Component exposures in population and subgroups
The SNMU solution of matrix V is used to group individuals with similar mixture exposure profiles. In Figure 84, the idea of clustering is shown.
Crépet et al. (2022) propose to identify components by coupling statistical criteria with the relevance of combined exposure profiles and component composition. First, the optimal choice for \(k\), the number of components, is determined using a trade off between the decrease of the residual sum of squares and number of components. Then, hierarchical clustering was applied to the matrix of individual scores \(V\) to group individual(day)s with similar exposure profiles to the \(k\) components. This identification of components is repeated for different values of \(k\) where inspection of components not relevant to characterize a cluster, or concerned with only a small part of the population leads to rejection of the mixture.
In MCRA, two clustering methods are availabe. The first, hierarchical clustering, is implemented as described in Crépet et al. (2022). Ward’s clustering criterion is implemented using Euclidean distances (Ward.D2, Murtagh and Legendre (2014)) . Specification of the optimal number of clusters is not needed. Results of the clustering are displayed in a dendrogram, Figure 85. The second one, based on K-means, requires specification of the number of clusters. The results of the clustering are represented in a scatter plot using principal components and convex envelopes to identify the clusters, Figure 87.
In Figure 86, the relative exposure to componaents in the total populations are shown. These plots are also available for the subgroups resulting from the clustering.
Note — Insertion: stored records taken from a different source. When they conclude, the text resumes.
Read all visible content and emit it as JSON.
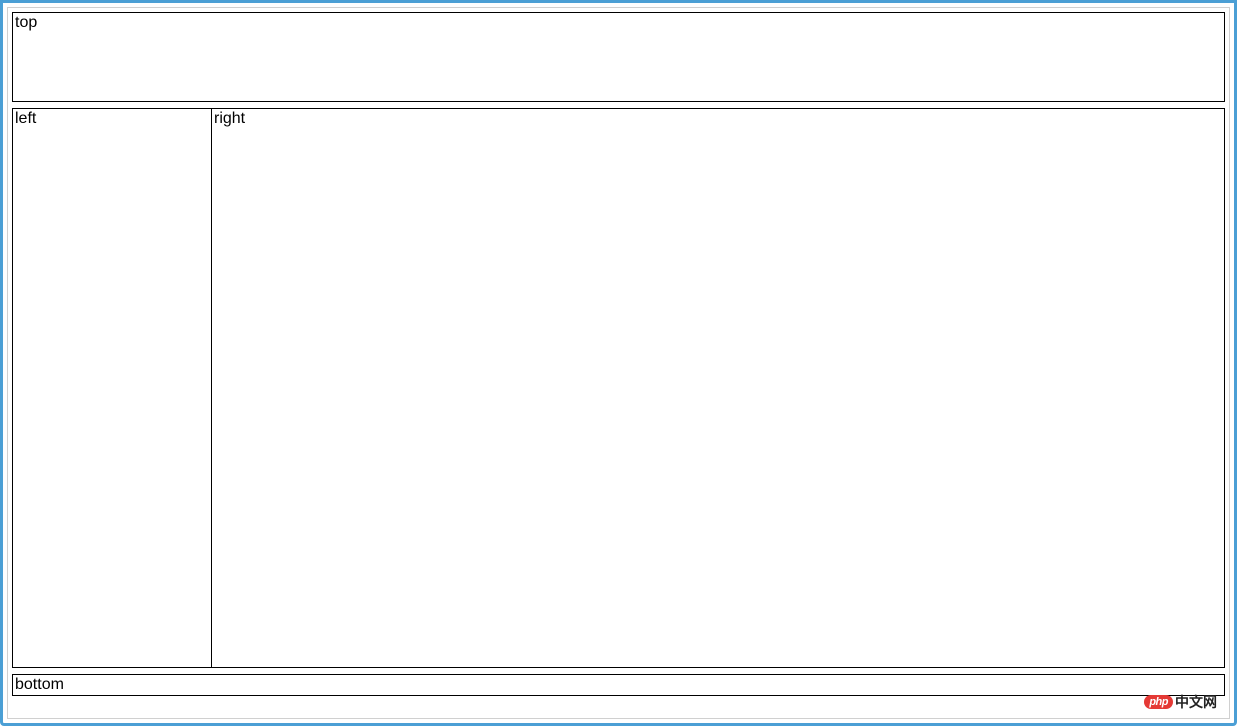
{
  "panels": {
    "top": "top",
    "left": "left",
    "right": "right",
    "bottom": "bottom"
  },
  "watermark": {
    "badge": "php",
    "text": "中文网"
  }
}
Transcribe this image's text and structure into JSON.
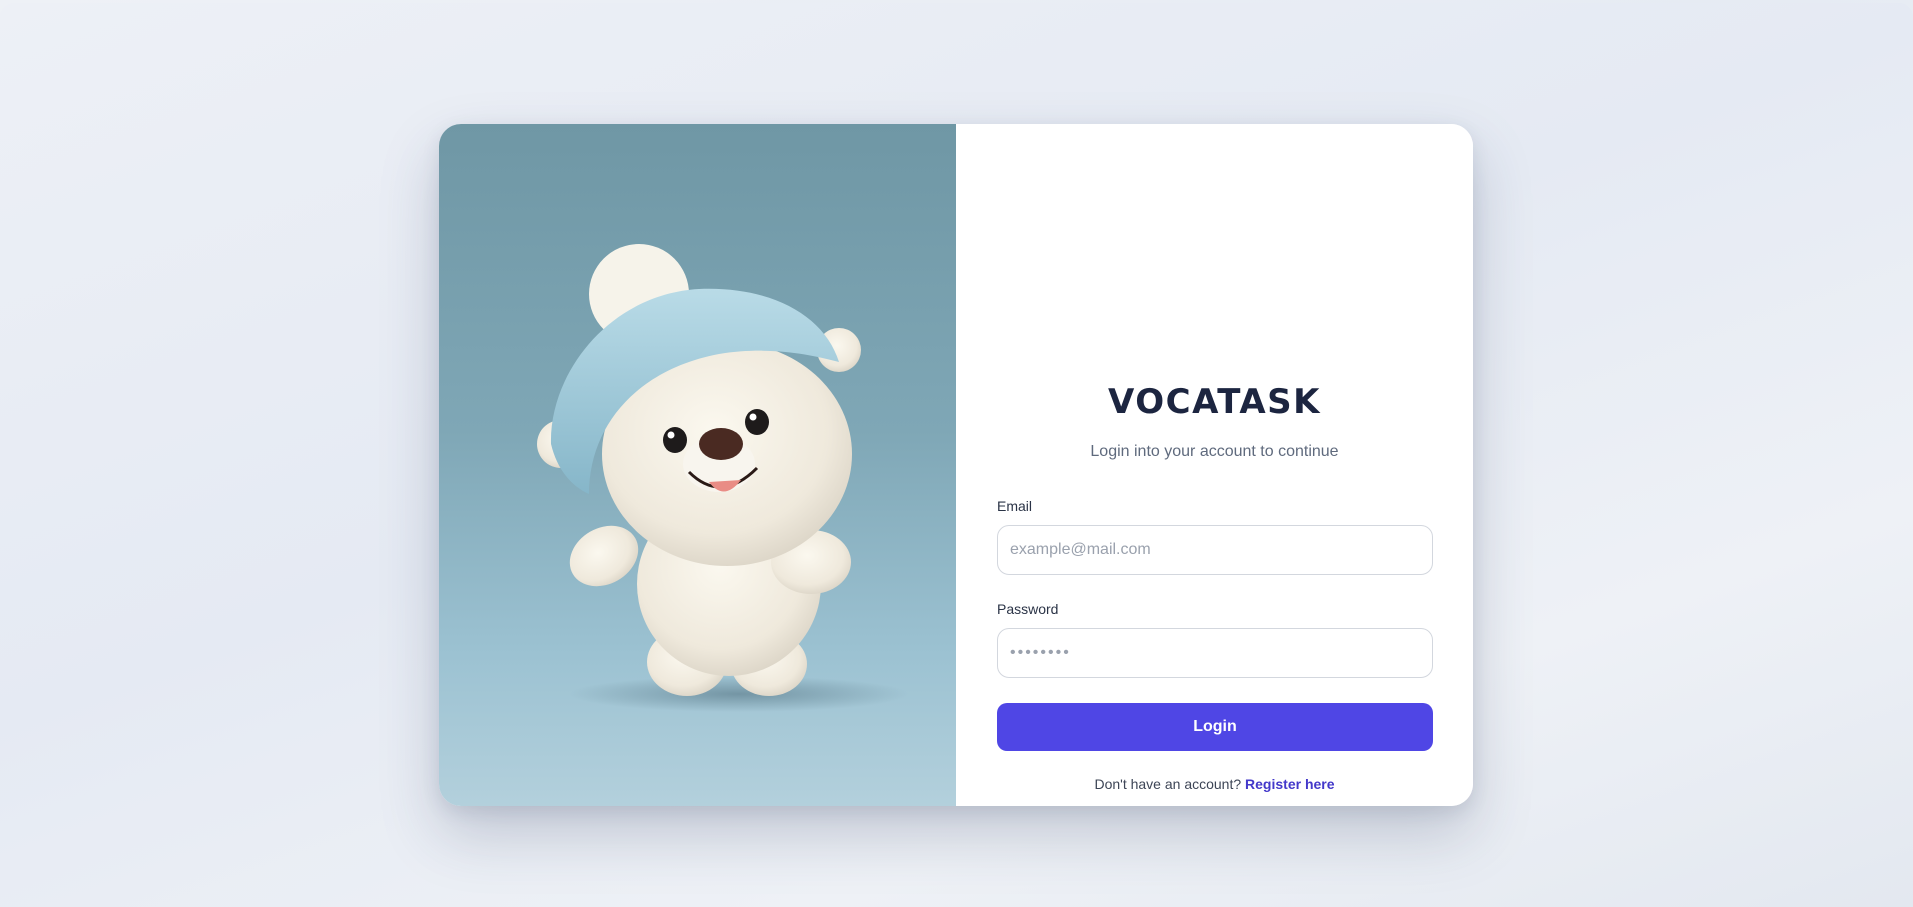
{
  "brand": {
    "name": "VOCATASK"
  },
  "login": {
    "subtitle": "Login into your account to continue",
    "email_label": "Email",
    "email_placeholder": "example@mail.com",
    "password_label": "Password",
    "password_placeholder": "••••••••",
    "submit_label": "Login",
    "register_prompt": "Don't have an account?",
    "register_link": "Register here"
  },
  "colors": {
    "accent": "#4f46e5",
    "link": "#4338ca",
    "heading": "#1c2540",
    "illustration_bg": "#7fa7b6"
  },
  "illustration": {
    "subject": "bear-mascot-with-knit-hat"
  }
}
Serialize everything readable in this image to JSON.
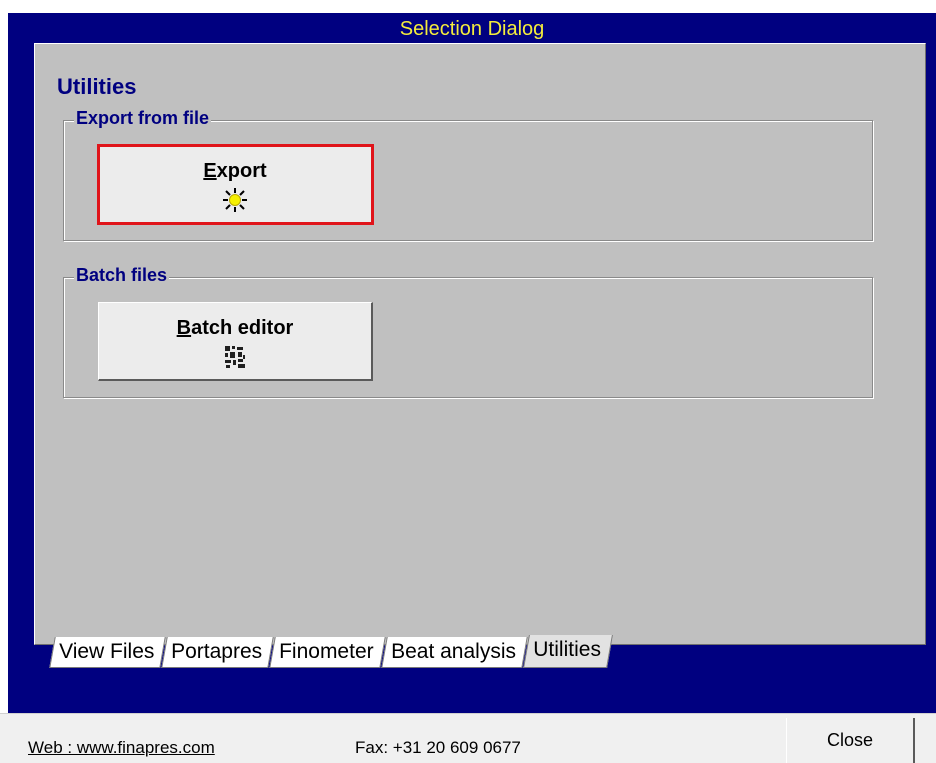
{
  "window": {
    "title": "Selection Dialog"
  },
  "page": {
    "title": "Utilities"
  },
  "groups": [
    {
      "label": "Export from file",
      "button": {
        "label": "Export",
        "icon": "sun-icon",
        "highlighted": true
      }
    },
    {
      "label": "Batch files",
      "button": {
        "label": "Batch editor",
        "icon": "batch-grid-icon",
        "highlighted": false
      }
    }
  ],
  "tabs": [
    {
      "label": "View Files"
    },
    {
      "label": "Portapres"
    },
    {
      "label": "Finometer"
    },
    {
      "label": "Beat analysis"
    },
    {
      "label": "Utilities",
      "active": true
    }
  ],
  "statusbar": {
    "web": "Web : www.finapres.com",
    "fax": "Fax: +31 20 609 0677",
    "close_label": "Close"
  },
  "colors": {
    "window_frame": "#000080",
    "title_text": "#f4ec3c",
    "panel": "#c0c0c0",
    "highlight": "#e0141a"
  }
}
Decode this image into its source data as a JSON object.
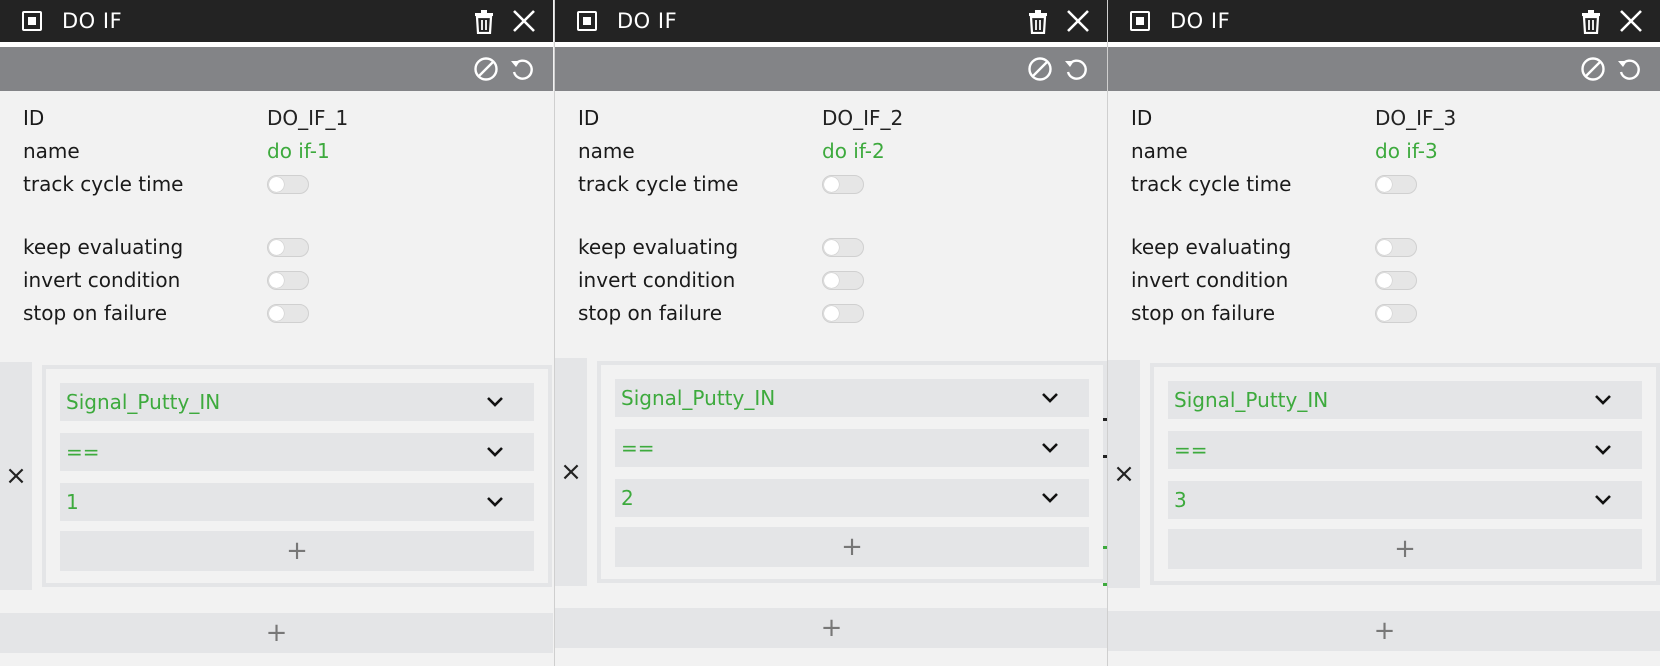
{
  "panels": [
    {
      "title": "DO IF",
      "props": {
        "id_label": "ID",
        "id_value": "DO_IF_1",
        "name_label": "name",
        "name_value": "do if-1",
        "track_label": "track cycle time",
        "keep_label": "keep evaluating",
        "invert_label": "invert condition",
        "stop_label": "stop on failure"
      },
      "condition": {
        "signal": "Signal_Putty_IN",
        "operator": "==",
        "value": "1"
      },
      "add_symbol": "+",
      "remove_symbol": "×"
    },
    {
      "title": "DO IF",
      "props": {
        "id_label": "ID",
        "id_value": "DO_IF_2",
        "name_label": "name",
        "name_value": "do if-2",
        "track_label": "track cycle time",
        "keep_label": "keep evaluating",
        "invert_label": "invert condition",
        "stop_label": "stop on failure"
      },
      "condition": {
        "signal": "Signal_Putty_IN",
        "operator": "==",
        "value": "2"
      },
      "add_symbol": "+",
      "remove_symbol": "×"
    },
    {
      "title": "DO IF",
      "props": {
        "id_label": "ID",
        "id_value": "DO_IF_3",
        "name_label": "name",
        "name_value": "do if-3",
        "track_label": "track cycle time",
        "keep_label": "keep evaluating",
        "invert_label": "invert condition",
        "stop_label": "stop on failure"
      },
      "condition": {
        "signal": "Signal_Putty_IN",
        "operator": "==",
        "value": "3"
      },
      "add_symbol": "+",
      "remove_symbol": "×"
    }
  ],
  "colors": {
    "titlebar": "#232323",
    "toolbar": "#838487",
    "panel_bg": "#f2f2f2",
    "field_bg": "#e4e5e7",
    "accent_green": "#3daa3d"
  },
  "icons": {
    "title": "node-square-icon",
    "delete": "trash-icon",
    "close": "close-icon",
    "disable": "disable-icon",
    "reset": "undo-icon",
    "dropdown": "chevron-down-icon",
    "add": "plus-icon",
    "remove": "x-icon"
  }
}
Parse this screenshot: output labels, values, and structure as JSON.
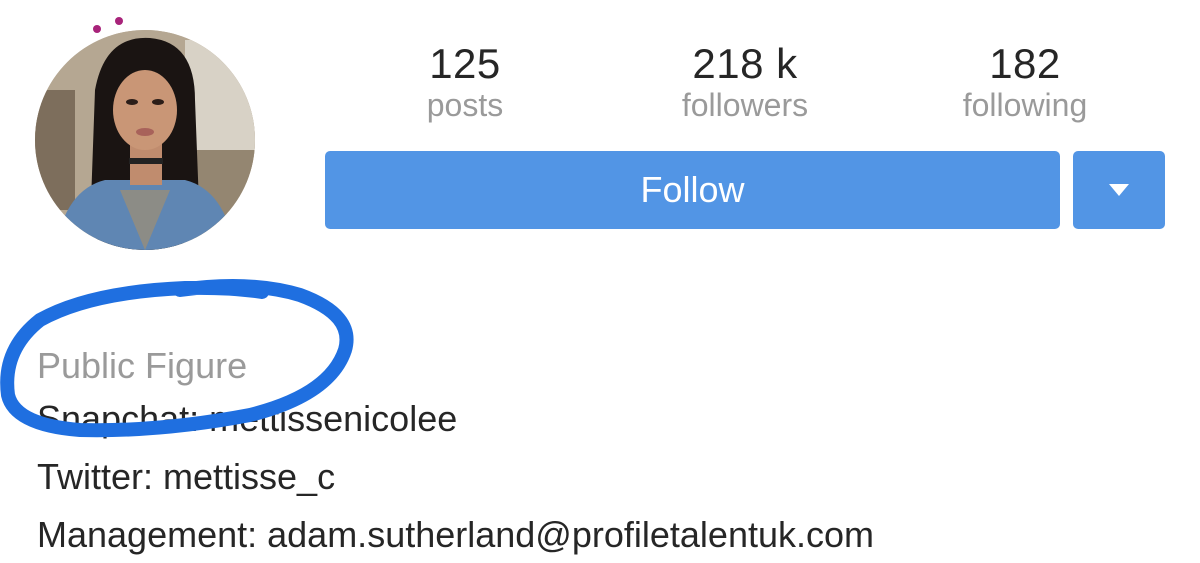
{
  "profile": {
    "avatar_icon": "profile-photo",
    "story_ring_color": "#a8237a"
  },
  "stats": {
    "posts": {
      "value": "125",
      "label": "posts"
    },
    "followers": {
      "value": "218 k",
      "label": "followers"
    },
    "following": {
      "value": "182",
      "label": "following"
    }
  },
  "actions": {
    "follow_label": "Follow",
    "dropdown_icon": "caret-down-icon",
    "button_color": "#5295e5"
  },
  "bio": {
    "category": "Public Figure",
    "lines": [
      "Snapchat: mettissenicolee",
      "Twitter: mettisse_c",
      "Management: adam.sutherland@profiletalentuk.com"
    ]
  },
  "annotation": {
    "type": "hand-drawn circle",
    "color": "#1f6fe0"
  }
}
Advantages of K-means clustering is that it is simple and fast and large datasets can be handeled. Visualisation for large data sets is straightforward but for hierarchical clustering dendrograms maybe very dense. Disadvantage of K-means is that it requires the number of clusters set before. For large datasets, hierarchical clustering maybe slow, O(n^2), but for small datasets, the dendrogram helps in interpreting the results and in selecting the optimal number of clusters.